Inciting War

Sometimes maps help us to discover and learn things about people and places outside of our own community, region, and nation. At other times, though, maps are used to whip up fear and anger towards distant outsiders, and, in the most extreme cases, fan the flames of a smoldering case for war. These maps all appeared in the early days of international conflicts, and their goal in each case was to sound the alarm about a perceived danger.


The visual motif of an octopus is one of the most recognizable examples of cartographic illustration used to exaggerate a threat. The tentacles of expansion have been used to portray real and imagined threats ranging from the sprawl of industrial cities to anti-Semitic delusions of Jewish world control. Here, in this map published at the beginning of the Russo-Turkish War, the octopus is Russia, shown reaching into Europe and Asia Minor, while the bellicose nations of Germany, France, and Britain ready their military powers.
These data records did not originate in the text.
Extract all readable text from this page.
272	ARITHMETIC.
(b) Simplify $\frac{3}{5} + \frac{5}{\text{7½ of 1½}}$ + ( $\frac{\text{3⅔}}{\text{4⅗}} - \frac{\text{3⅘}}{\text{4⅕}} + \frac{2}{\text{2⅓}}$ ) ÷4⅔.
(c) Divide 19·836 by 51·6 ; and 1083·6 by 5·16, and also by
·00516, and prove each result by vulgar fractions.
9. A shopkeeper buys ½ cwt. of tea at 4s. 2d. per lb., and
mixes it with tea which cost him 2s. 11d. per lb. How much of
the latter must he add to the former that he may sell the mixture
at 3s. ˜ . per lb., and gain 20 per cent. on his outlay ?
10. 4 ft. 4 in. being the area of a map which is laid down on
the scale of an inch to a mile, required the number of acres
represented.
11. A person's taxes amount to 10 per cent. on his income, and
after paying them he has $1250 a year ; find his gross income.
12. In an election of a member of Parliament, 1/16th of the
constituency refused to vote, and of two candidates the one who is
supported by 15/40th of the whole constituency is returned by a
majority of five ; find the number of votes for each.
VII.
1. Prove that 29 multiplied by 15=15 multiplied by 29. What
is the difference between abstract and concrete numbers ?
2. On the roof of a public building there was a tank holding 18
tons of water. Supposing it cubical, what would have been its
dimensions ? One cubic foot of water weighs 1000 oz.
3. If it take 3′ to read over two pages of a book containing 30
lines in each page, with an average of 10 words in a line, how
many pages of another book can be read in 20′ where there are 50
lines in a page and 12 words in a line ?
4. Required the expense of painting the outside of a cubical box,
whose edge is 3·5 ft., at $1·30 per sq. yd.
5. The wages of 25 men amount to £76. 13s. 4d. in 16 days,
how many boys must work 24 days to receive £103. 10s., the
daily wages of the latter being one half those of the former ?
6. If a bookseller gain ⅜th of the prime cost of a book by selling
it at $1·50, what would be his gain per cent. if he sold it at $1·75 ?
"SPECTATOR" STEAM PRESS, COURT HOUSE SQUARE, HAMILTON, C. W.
A different kind of threat appeared on this illustrated map in a 1938 issue of the magazine Ken. With totalitarian governments sweeping up global power while the United States maintained its neutrality, this cartoon of the “new Black Plague” sought to raise the alarm about “the mangy motley pack of little ‘strong men’ who are now leading the world on a backward march.” Black and gray territories mark out the parts of the world where dictatorial authority was taking root.


For the residents of Shanghai during the time of the Japanese siege in 1932, war was already a reality. This hand-printed map was a desperate attempt to convince outsiders to take up the embattled city's cause, and it was sent to correspondents in places like Boston with the hopes of arousing international aid—which is probably how it ended up in the library's map collections. By dramatizing the perilous situation of the Shanghai battle lines, the map serves as a visual exclamation mark to the narrative description of war atrocities.